UFFVA CONVENTION 1999-02-15
SAN DIEGO -- Like an orange, produce grower/shippers are being squeezed for extra profits by retailers who are using business practices once thought confined to Center Store, a panel of government and industry officials said at the United Fresh Fruit and Vegetable Association convention here.Slotting fees, rebates, allowances and related payments are becoming a regular part of doing business in produce
February 15, 1999
ROBERT VOSBURGH
SAN DIEGO -- Like an orange, produce grower/shippers are being squeezed for extra profits by retailers who are using business practices once thought confined to Center Store, a panel of government and industry officials said at the United Fresh Fruit and Vegetable Association convention here.
Slotting fees, rebates, allowances and related payments are becoming a regular part of doing business in produce these days; in a revitalized department that has risen meteorically from a simple commodity dumping ground to a high-margin destination for precut vegetables, fancy herbs and gourmet mixed greens, they said.
The nature of these practices will be the subject of a federal study conducted by the Economic Research Service of the U.S. Department of Agriculture, Washington. The findings may then be presented to Congress for committee hearings.
"You want to be sure that if you pay for eye-level [shelf] space, you got it," said Susan Offutt, ERS administrator.
Certainly, there are a myriad of factors at play in this subject, the panelists agreed, beyond the fact that produce consumption is way up, creating profits ripe for the picking -- a move away from spot, terminal-market pricing to longer-term, exclusive contracts; retail consolidation that reduces competition; pressure on retailers to protect their existing customer base from niche competitors; advances in technology like electronic data interchange that favor larger suppliers; and the need to bolster thin gross margins with additional revenue sources.
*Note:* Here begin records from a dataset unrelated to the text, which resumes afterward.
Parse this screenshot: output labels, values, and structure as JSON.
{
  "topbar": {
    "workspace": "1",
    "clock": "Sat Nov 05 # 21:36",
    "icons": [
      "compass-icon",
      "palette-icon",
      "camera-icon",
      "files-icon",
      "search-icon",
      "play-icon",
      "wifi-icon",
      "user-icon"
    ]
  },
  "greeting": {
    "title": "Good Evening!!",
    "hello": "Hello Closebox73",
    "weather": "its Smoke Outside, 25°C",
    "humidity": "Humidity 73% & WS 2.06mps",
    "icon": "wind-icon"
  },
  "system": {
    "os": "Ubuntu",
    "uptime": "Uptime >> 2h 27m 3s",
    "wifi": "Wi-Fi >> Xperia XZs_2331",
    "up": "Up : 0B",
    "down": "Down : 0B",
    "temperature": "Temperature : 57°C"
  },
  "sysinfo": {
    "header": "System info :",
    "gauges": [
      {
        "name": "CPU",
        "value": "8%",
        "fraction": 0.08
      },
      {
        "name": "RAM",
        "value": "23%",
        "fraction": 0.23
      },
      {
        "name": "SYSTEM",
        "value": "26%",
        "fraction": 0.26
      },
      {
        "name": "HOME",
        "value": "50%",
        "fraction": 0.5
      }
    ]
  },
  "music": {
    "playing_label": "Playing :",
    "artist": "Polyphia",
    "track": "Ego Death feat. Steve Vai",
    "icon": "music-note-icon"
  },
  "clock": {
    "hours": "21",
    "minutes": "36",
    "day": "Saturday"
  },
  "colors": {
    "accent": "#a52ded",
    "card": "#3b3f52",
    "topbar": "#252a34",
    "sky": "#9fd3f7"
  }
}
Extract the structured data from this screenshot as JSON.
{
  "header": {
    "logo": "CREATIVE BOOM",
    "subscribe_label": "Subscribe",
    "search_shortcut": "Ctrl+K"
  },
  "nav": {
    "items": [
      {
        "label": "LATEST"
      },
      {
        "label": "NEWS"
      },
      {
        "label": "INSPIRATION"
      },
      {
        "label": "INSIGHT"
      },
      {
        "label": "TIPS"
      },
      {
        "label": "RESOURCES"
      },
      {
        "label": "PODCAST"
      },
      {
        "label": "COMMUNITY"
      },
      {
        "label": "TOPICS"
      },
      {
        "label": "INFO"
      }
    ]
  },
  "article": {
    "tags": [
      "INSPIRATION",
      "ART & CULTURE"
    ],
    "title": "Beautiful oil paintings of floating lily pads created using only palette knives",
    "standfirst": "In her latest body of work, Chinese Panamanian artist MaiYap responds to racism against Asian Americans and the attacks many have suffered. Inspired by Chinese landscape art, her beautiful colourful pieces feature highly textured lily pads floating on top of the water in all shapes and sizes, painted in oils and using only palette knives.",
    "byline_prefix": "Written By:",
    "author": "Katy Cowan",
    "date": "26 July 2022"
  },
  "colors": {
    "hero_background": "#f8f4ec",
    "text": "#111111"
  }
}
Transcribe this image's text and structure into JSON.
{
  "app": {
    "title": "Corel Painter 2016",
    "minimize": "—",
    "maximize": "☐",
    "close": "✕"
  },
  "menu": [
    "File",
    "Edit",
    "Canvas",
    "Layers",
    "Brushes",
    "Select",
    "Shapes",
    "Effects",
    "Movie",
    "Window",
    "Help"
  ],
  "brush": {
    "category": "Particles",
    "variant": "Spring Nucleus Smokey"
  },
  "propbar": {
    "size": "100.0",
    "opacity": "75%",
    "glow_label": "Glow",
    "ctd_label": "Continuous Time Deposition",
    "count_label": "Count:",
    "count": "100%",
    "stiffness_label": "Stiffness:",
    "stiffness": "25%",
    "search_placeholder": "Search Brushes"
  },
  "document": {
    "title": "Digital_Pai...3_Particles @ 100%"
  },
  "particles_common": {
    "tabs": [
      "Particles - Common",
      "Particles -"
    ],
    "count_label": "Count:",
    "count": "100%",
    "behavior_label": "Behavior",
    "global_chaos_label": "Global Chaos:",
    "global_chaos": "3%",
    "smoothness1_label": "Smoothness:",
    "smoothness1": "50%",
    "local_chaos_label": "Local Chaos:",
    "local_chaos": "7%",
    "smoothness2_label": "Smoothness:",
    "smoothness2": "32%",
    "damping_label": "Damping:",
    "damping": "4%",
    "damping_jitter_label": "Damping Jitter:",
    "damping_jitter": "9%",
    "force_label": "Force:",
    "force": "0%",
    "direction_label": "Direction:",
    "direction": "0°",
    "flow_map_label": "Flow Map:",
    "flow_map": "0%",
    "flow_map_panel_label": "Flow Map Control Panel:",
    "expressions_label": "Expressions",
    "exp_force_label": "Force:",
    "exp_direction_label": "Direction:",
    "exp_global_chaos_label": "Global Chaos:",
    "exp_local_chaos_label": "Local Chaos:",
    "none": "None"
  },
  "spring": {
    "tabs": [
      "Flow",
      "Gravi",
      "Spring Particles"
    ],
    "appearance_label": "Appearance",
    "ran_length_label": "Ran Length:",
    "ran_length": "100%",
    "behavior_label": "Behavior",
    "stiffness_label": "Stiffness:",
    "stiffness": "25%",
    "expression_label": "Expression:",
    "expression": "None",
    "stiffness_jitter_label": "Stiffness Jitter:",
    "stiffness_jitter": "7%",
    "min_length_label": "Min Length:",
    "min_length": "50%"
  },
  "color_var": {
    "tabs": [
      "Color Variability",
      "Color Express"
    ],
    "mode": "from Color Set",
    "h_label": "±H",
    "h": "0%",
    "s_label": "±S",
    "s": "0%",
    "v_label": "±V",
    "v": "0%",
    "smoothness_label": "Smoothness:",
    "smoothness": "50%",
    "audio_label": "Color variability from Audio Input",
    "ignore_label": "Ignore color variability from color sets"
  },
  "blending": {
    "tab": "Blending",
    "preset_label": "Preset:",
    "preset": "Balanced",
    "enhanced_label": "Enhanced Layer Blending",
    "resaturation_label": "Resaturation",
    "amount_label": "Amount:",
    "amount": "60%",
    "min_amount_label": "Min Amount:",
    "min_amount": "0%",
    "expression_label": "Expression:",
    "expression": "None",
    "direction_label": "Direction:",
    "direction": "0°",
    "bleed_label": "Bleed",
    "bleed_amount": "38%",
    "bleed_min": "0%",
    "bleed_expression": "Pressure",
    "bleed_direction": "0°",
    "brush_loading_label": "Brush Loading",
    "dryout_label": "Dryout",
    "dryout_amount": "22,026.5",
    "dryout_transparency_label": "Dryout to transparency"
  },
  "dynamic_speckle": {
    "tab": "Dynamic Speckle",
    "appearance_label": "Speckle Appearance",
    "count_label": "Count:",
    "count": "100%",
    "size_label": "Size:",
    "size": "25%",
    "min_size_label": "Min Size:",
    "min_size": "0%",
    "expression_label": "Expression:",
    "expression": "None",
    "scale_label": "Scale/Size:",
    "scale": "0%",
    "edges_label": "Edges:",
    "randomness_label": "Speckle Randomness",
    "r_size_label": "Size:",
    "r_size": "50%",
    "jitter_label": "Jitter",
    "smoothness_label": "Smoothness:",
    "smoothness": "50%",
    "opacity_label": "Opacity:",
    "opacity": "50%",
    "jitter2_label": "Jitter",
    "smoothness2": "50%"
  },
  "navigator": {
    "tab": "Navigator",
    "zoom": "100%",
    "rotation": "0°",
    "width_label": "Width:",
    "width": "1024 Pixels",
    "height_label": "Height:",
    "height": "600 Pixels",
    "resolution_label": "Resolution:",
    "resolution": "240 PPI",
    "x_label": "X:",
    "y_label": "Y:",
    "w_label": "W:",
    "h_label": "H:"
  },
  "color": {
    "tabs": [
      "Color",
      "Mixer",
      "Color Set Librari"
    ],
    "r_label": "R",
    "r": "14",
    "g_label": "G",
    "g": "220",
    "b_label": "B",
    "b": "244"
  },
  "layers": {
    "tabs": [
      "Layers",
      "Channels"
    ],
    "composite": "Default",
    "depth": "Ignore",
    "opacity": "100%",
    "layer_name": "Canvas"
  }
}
"There are a growing number of examples of companies that appear to seek profitability from up-front cash fees, slotting requirements and other supplier payments as a more important consideration than actually moving high-quality produce to consumers," said Richard Matoian, president of the California Grape and Tree Fruit League. "In the produce marketplace, sellers are price-takers. Buyers know all too well that produce is highly perishable, so sellers must 'sell it or smell it.' "
Suppliers today also find themselves contributing warehouse construction and opening charge fees, refrigeration and fixture fees and hold-harmless agreements that protect buyers from liability "even though control of the product is no longer in control of the grower/shipper," he said.
At the same time, Matoian conceded that the retailer is not entirely to blame for the increase in questionable purchasing strategies. He noted that the number of grower/shippers is increasing at a high rate, including in his home state, where there were more than 2,600 firms licensed to sell produce in 1998, a "staggering" number.
"The industry is competing with itself, and falling all over itself, to sell to a limited number of buyers, which is growing smaller and smaller each day," he said.
Though the industry is feeling the pinch hard enough to bruise, many suppliers are still reluctant to step forward and publicly challenge the practices.
"Will a shipper protest if that protest means losing future business?" asked Matoian.
Part of the fear comes from the ability of buyers to "harass" the grower/shipper using tactics that are not necessarily new to the industry. They can refuse a shipment of produce on grounds it is poor quality, when it may be that the market price has retreated since the agreement was made, or because the buyer overbought the commodity, according to Matoian.
"There are also chronic slow-pay practices that are increasing. Many pay practices come close to or exceed the 30-day written contract provisions," he said.
Another panelist, Nicholas Pyle, vice president for environmental and legislative affairs for the Independent Bakers Association, urged suppliers intent on combating the retail practices to collect evidence in a legal manner through documentation and seek confidential interviews with federal regulators; or to face the buyer and openly negotiate for a tangible return on investment through placement in inserts and other benefits.
"Supermarkets are the seller of shelf space, and you are the buyer," he reminded the audience.
In the end, after all the studies and debate, some panelists agreed that a policy of "full disclosure," similar to those in effect in other industries, may be the best way to live with slotting fees and similar practices.